I’ve noticed a bizarre thing with playing a Horde character. As Alliance, if I see a lower level Horde running around, nine times out of ten I’ll leave them alone and let them go about their day. You’ve got to pity them, really. Bad enough being Horde then they have to contend with people randomly shooting at them when they’re trying to get stuff done. It’s almost cruel. Carebear? Yup.

Playing the Horde character though, my mood changes from compassion to “For fu… KILL!” when faced with the opposing faction. I happened across a Draenei Shaman today, level 31 and me just a mere level 28. Now, first of all, I have nothing against the Draenei. They’re kind, warm, open-minded and above all decent people, with beautiful accents. And then there’s me (in this body), the bloody Blood Elf. Vain, narcissistic, selfish and, without a shadow of a doubt, a total bitch. Can you imagine what Shattrath city would be like if it was a Blood Elf capital city? All the Alliance forces and refugees would be camped out in the middle of the forest, that’s what it would be like. Draenei. Are. Decent. People.

And yet I fired, kited her around a bit and eventually won. Honour points for me, a heartfelt apology for the Draenei, and went back on my way. I’ll do my bit in battlegrounds for whatever faction I’m playing, but the last time I was in Arathi Basin as Horde, Alliance won and I was all like “Yay Alliance!”. Honestly, I was happy with the result.

Alliance 4 Life, you see. I just can’t be held responsible for things I do while my brain is clouded with Horde doctrine in world PvP. I still feel sorry for that poor Shaman.

Levelling a Hunter, have you forgotten how fun it is?

Apparently I had. With a little dabblin’ here and there, I’ve shifted Tori up to level 27, having moved out from the safe territory of the start areas and out to Hillsbrad. Things that have happened are:

Thing the First: I tamed another pet, this time a boar (on the advice of BRK for its impressive tanking skills) and not just any old boar, heavens no. When I last looked at Tori for any decent length of time, it was around September last year and I made it my hungover Sunday project to travel to Darkshore and bag me a cute Ghost Saber. It’s a pretty hard one to get at level 21 for an Alliance player, for Horde it’s like a mini badge of honour. So for the boar, I decided that a trip to Lakeshire was on the cards for a fresh, shiny Bellygrub. Surprisingly little resistance was met along the way on both occasions, having tamed one and named it “Bellygrub” before preferring the name “NotoriousPIG” forcing me to go all the way back the next day, ready to tame.
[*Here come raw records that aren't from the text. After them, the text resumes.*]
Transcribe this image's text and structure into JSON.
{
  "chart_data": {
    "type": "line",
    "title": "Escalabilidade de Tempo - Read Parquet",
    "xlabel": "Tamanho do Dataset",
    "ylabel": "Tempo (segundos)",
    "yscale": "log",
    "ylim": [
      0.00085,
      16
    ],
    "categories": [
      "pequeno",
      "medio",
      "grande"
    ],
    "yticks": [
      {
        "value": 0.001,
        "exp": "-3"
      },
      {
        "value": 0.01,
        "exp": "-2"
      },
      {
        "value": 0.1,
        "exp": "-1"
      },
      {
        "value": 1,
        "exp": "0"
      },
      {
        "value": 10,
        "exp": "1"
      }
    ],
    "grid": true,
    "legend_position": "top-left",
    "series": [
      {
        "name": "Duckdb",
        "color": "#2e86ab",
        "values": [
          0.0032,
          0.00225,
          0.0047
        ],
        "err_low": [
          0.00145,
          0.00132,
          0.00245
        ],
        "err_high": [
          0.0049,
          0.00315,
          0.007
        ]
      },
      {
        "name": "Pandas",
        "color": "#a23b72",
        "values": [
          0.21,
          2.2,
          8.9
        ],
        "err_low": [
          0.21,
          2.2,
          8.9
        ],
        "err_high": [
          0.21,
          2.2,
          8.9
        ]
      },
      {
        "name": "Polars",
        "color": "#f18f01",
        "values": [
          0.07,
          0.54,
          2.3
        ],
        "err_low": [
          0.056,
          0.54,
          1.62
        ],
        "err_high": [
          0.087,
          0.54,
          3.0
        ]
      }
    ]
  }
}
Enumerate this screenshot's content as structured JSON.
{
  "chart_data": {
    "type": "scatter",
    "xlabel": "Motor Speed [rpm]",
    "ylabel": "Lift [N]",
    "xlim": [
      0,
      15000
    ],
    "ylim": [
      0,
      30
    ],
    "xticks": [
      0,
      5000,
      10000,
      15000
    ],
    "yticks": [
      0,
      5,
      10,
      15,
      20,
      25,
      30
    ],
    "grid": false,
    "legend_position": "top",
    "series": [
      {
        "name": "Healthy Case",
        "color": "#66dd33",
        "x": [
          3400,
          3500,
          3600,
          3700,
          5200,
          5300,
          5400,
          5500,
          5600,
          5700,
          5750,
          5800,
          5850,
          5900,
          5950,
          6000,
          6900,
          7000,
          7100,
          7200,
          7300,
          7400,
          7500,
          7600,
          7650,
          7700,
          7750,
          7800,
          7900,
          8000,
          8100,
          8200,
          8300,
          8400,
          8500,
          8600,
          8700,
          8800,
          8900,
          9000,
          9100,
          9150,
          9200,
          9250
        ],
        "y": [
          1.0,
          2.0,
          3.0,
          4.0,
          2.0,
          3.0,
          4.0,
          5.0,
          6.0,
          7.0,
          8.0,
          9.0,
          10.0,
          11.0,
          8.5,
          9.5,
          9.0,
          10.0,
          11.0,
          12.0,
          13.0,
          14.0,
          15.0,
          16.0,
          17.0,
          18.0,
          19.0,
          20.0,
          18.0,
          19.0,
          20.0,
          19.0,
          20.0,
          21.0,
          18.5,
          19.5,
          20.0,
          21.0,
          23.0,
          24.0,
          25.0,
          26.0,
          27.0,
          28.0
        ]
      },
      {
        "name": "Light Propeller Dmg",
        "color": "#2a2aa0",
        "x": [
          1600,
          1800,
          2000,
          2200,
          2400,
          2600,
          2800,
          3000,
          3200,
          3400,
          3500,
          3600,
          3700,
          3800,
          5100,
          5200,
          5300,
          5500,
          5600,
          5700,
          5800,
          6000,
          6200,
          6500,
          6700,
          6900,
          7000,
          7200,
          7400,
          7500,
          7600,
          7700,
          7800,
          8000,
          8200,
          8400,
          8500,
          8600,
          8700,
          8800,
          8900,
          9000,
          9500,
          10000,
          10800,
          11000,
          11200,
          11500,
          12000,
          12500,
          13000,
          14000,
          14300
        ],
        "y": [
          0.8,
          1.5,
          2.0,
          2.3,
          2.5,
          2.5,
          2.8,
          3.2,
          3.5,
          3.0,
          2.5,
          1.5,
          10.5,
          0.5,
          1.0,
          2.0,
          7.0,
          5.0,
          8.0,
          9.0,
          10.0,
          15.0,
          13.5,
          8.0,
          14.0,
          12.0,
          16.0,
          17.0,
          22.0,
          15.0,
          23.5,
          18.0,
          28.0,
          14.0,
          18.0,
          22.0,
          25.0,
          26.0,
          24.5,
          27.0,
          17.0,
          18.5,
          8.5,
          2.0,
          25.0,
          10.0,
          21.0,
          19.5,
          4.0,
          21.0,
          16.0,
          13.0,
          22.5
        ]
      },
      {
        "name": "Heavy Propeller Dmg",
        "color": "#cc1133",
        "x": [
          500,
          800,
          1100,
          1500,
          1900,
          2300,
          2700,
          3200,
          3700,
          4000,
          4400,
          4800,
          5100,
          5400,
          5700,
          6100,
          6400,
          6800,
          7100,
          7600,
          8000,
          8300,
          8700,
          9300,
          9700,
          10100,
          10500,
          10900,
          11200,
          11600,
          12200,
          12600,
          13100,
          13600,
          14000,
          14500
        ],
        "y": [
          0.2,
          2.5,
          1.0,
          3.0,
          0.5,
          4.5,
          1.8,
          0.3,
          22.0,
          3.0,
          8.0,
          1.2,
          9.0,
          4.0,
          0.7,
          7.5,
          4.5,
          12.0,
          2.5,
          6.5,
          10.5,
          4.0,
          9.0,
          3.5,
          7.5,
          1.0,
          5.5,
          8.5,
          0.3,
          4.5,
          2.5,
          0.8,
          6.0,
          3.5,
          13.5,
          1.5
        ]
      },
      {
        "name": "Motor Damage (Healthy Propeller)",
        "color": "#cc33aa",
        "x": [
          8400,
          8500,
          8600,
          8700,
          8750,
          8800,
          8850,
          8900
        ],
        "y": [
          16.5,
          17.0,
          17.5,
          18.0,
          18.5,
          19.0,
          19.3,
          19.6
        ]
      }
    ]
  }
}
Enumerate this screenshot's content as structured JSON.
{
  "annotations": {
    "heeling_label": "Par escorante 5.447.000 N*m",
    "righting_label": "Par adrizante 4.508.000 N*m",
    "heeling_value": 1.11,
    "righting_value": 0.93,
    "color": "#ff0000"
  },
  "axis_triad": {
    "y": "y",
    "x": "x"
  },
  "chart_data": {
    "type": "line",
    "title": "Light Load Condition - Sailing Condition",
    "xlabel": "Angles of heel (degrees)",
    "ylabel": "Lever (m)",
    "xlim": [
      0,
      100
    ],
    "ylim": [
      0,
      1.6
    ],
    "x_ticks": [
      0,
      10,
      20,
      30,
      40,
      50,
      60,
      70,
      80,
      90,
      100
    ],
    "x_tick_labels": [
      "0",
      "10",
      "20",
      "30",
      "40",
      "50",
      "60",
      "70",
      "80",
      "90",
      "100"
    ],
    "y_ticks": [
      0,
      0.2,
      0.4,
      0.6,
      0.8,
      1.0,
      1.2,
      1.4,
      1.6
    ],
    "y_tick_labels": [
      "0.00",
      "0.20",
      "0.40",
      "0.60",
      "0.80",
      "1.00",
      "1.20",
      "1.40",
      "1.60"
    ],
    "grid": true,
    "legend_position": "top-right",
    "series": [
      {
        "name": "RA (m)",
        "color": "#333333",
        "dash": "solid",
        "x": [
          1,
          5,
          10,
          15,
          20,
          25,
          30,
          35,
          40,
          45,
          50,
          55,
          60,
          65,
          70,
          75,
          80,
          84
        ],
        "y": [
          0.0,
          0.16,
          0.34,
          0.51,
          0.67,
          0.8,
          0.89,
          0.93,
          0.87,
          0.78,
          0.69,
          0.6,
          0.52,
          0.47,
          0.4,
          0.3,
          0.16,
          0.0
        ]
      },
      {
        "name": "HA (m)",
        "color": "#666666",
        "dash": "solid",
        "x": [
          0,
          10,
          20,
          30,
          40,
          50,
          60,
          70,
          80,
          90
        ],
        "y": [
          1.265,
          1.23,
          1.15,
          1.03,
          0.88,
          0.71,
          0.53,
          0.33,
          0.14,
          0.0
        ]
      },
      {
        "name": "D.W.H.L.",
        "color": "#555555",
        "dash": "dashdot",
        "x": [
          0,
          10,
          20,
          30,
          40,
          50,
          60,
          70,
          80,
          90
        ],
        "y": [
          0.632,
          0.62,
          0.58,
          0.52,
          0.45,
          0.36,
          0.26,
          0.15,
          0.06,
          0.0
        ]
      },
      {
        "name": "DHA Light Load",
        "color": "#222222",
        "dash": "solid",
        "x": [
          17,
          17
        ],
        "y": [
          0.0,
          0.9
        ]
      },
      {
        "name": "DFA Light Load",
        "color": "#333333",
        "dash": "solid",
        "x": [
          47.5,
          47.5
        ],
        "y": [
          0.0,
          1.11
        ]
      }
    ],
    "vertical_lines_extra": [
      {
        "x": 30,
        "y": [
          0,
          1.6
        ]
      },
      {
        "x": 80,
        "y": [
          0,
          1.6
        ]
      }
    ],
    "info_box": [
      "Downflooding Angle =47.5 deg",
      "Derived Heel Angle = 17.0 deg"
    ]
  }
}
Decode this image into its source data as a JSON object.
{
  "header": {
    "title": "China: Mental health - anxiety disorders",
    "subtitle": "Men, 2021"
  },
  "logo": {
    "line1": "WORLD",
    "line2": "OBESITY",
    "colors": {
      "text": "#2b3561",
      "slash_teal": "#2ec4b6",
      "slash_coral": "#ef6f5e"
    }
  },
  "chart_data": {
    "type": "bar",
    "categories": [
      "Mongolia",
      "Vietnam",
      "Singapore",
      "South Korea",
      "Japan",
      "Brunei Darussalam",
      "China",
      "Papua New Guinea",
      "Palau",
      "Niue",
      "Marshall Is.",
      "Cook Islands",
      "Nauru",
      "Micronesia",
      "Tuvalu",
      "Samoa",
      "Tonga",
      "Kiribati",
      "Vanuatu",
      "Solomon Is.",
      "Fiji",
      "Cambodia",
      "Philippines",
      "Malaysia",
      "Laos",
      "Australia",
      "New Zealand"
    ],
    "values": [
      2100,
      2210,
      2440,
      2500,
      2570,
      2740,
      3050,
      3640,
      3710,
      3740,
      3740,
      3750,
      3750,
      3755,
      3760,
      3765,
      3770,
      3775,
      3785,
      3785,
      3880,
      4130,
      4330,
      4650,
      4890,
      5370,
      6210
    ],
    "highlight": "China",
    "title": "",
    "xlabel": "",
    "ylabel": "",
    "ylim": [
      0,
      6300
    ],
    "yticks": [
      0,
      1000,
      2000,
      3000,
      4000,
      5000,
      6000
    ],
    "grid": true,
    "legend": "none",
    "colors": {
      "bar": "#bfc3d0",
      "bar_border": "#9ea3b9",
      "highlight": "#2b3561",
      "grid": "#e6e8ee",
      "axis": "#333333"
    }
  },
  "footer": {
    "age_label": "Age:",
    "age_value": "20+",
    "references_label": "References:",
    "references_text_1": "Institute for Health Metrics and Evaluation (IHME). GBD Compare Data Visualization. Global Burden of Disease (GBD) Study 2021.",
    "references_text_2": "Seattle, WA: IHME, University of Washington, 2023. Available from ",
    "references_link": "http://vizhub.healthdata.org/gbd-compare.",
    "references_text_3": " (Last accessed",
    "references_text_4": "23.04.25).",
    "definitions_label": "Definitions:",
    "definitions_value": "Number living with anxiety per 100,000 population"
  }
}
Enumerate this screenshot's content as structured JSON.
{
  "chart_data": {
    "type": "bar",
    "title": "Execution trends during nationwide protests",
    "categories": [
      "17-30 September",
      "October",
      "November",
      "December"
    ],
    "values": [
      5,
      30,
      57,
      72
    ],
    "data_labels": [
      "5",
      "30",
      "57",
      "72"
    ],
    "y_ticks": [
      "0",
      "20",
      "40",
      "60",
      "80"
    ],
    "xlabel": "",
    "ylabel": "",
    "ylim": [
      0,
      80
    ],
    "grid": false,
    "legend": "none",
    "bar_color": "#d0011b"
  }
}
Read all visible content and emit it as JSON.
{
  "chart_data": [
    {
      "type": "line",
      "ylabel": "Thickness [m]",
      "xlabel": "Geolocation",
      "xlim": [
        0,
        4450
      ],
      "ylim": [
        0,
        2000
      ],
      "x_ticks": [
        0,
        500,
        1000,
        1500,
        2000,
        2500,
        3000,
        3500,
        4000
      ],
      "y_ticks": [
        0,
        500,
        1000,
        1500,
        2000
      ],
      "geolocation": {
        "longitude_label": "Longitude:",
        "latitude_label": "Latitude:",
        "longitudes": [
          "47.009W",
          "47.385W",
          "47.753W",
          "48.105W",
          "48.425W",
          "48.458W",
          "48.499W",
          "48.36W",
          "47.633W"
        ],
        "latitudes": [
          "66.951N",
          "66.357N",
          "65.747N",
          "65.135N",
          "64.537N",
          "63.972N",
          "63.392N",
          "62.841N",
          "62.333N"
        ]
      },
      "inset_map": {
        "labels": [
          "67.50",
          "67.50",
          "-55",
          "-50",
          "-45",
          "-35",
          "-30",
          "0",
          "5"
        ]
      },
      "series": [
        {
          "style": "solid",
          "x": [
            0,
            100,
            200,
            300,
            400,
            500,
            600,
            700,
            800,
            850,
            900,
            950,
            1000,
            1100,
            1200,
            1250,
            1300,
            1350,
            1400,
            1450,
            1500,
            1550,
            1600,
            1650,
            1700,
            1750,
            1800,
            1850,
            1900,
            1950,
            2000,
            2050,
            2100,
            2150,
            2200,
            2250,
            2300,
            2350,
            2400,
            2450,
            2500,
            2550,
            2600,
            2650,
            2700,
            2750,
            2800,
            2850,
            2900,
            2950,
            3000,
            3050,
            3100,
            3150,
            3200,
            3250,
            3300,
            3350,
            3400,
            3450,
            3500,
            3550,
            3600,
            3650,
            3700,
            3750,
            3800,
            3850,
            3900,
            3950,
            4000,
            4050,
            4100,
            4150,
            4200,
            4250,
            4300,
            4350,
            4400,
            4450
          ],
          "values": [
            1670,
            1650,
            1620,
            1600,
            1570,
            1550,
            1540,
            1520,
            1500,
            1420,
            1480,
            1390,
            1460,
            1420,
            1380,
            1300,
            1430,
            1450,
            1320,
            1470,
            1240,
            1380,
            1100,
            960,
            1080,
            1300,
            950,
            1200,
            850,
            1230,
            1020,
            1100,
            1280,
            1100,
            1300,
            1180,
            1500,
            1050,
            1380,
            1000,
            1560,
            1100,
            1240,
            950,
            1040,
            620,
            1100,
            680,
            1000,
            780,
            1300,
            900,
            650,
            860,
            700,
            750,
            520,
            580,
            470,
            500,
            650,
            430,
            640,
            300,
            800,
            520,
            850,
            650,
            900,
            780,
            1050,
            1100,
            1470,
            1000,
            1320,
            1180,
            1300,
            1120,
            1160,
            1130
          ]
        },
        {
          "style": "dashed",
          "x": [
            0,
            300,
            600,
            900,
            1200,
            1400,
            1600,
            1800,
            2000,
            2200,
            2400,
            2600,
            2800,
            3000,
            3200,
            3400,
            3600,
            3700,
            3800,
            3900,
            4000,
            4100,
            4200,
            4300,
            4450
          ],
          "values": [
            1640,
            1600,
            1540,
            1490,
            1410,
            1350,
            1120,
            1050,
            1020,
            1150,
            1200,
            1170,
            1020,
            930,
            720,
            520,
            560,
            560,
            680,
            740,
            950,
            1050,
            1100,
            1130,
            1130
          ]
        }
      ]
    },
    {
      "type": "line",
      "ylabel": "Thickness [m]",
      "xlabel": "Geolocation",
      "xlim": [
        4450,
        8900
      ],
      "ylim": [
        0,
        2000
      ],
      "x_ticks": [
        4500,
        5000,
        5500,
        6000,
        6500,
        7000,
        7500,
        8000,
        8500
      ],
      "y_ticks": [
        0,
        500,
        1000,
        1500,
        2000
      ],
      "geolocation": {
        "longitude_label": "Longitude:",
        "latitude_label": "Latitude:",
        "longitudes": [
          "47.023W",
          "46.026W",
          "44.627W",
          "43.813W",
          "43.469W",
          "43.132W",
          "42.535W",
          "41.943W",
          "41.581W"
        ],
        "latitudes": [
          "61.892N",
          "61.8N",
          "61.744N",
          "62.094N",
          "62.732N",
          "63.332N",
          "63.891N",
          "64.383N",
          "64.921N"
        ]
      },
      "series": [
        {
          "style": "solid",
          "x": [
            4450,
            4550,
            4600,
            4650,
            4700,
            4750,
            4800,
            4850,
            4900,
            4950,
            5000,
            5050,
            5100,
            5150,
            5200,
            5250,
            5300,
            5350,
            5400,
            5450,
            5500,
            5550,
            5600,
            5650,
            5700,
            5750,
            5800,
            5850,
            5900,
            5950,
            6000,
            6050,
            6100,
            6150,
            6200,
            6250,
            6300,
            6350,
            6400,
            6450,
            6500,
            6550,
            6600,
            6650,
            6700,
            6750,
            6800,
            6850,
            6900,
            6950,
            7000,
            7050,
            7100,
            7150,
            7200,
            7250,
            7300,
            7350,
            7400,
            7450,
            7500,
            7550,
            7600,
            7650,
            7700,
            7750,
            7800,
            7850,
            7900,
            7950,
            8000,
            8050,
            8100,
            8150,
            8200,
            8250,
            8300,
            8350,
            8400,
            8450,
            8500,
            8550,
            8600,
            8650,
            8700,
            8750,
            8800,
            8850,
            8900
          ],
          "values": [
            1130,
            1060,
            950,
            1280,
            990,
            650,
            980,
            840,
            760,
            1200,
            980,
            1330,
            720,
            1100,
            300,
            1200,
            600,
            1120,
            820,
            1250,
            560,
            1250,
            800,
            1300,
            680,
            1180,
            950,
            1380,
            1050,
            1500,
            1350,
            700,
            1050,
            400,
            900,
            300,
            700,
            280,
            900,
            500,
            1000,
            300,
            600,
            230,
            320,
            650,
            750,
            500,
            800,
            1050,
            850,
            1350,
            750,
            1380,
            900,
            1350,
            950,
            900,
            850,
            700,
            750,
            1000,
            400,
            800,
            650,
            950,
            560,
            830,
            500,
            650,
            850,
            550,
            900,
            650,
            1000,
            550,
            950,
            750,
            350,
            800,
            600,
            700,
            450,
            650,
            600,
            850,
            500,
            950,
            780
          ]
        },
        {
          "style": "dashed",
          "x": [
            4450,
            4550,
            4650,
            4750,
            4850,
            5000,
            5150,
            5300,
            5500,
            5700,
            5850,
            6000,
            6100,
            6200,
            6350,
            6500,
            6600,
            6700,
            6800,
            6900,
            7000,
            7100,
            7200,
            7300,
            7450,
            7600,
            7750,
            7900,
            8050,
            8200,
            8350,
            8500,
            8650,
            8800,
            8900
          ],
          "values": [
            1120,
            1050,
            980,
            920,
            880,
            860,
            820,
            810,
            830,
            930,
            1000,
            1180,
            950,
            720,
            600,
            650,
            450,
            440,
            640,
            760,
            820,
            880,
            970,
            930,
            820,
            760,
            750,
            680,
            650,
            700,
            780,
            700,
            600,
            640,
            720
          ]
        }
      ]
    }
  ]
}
So yay! Two Alliance pets.

Thing the Second: Been deeply miffed at the being unable to fly from Tarren Mill to Grom’Gol, what’s that all about? Not only is Silvermoon pretty much cut-off from the rest of the world (no wonder it’s quiet around there, the enchanted sweeping brushes carry on regardlessly but there’s NOTHING TO SWEEP) but I have to fly to The Undercity, and then get a zeppelin which is no mean feat considering that Undercity does my face in like a four-dimensional Sudoku, with its tiers and segments and rivers of sick. And I thought The Exodar was hard to navigate. Come back, all is forgiven.

Clearly The Undercity is something I just need to get used to, have to keep remembering that Ironforge confused me at first and keep cursing my poor sense of direction. Other than that it’s a beautifully designed city, and flying in isn’t so bad because the route the bats take through the sewers take is really cool, not entirely unlike flying into Ironforge but plenty more adventurous. Yep, I can see that every little textured block in the Forsaken’s home patch was placed with love and pride.

Thing the Younger, daughter of Thing II and known to her friends as “Ting”: I’ve made a decent amount of money from the skinning and mining! With no high level alts on the server to send a relief package in the post, I still think I’ll be equipped with mount come level 40. Just have to get my rep up with the trolls, those Blood Elf mounts just look stupid. Me and my Alliance buddies always have a pretty good laugh when we see them strutting around. See: Bernie Clifton.

    And… there. I think that’s it. Nice to see that Horde has its fair share of pure idiots like Alliance. I was led to believe (by some) that Horde attracted the more mature players while all the while thinking that Horde was a magnet to the scrotey 13 year old boys who like to think they’re badasses. I think the latter is becoming increasingly more true.

    So I’ve had Tori, my worryingly-emaciated Blood Elf Hunter, hanging around on the Dunemaul realm for some time now and today I got a hankering to feel that most joyous of tasks: Levelling a hunter! I am sure that during their teenage years in the Hunter wing of Azeroth University, the students spend their time practising archery, hanging out with their cute pets and generally being told not to worry ’bout a thing (baby).

    For example, the quest text for Wanted: Knucklerot and Luzran suggests three players at about level 21 to get the job done safely. I didn’t even notice that the huge bag of elite bones wandering up and down the Dead Scar was part of a quest until after I’d decided that I just flat out wanted to kill him. Luzran fell, looking like a proper berk having just been thoroughly beaten up by a tiny girl who doesn’t even eat enough food. That done, I went in search of Knucklerot and he fell in much the same way. Job done, give me my prize and I’ll be on my way, Horde people.

    And so I started thinking about how easy Hunters have it, being able to go one on one with same level elites and emerge victorious. Of course it’s not a certainty, I’ve seen with my own eyes Hunters that charge in where angels fear to tread and end up dead in a puddle, this is why the term “huntard” exists. But with great power comes great responsibilty and, yes, Hunter levelling is easy but that ease becomes a wet, heavy albatross around our collective necks when battleground time comes up.

    The way I see it, it works like this: Hunters are easy to level, PvE is seen to take no real skill (even though it does, if done right) and therefore, your average untankable, untauntable, Real Life(TM) player in a battleground seems to automatically see us as a free kill. So therefore it is safe to say that the gap between an average and a great Hunter is wa-a-a-ay wider than any other class. I’m not saying I fully bridge that gap yet but I’m happy to admit I’m definitely (probably?) into the higher half of the scale.

    This was made so clear to me yesterday when I was boosting a couple of guild members through Zul’Farrak and the hunter was treating his class like some kind of warrior! And it bugged me on so many levels that I wanted to shout “No no no no stop getting Hunters wrong! The skill is staying well out of arm’s reach!”. He’s currently being schooled and being told in no uncertain terms that the fancy new fist weapon he got from the instance is mainly there to look good (which, granted, it does) and not be used quite so often, even though it has a Chance On Hit bonus rather than tasty, tasty +stats making it pretty much pure Rogue-fodder.

    So take pride in your Hunter status! Don’t listen to the people that assume you’re a “huntard” straight off the bat! Just, you know, whatever you do, don’t be one.

    In the meantime, my dislike of Blood Elves isn’t getting in the way of my enjoyment of going through the levels again only, this time with different quests, different towns and different routes through the game. I’ll just keep stuffing food down her mouth and hope she puts a little bit of weight on.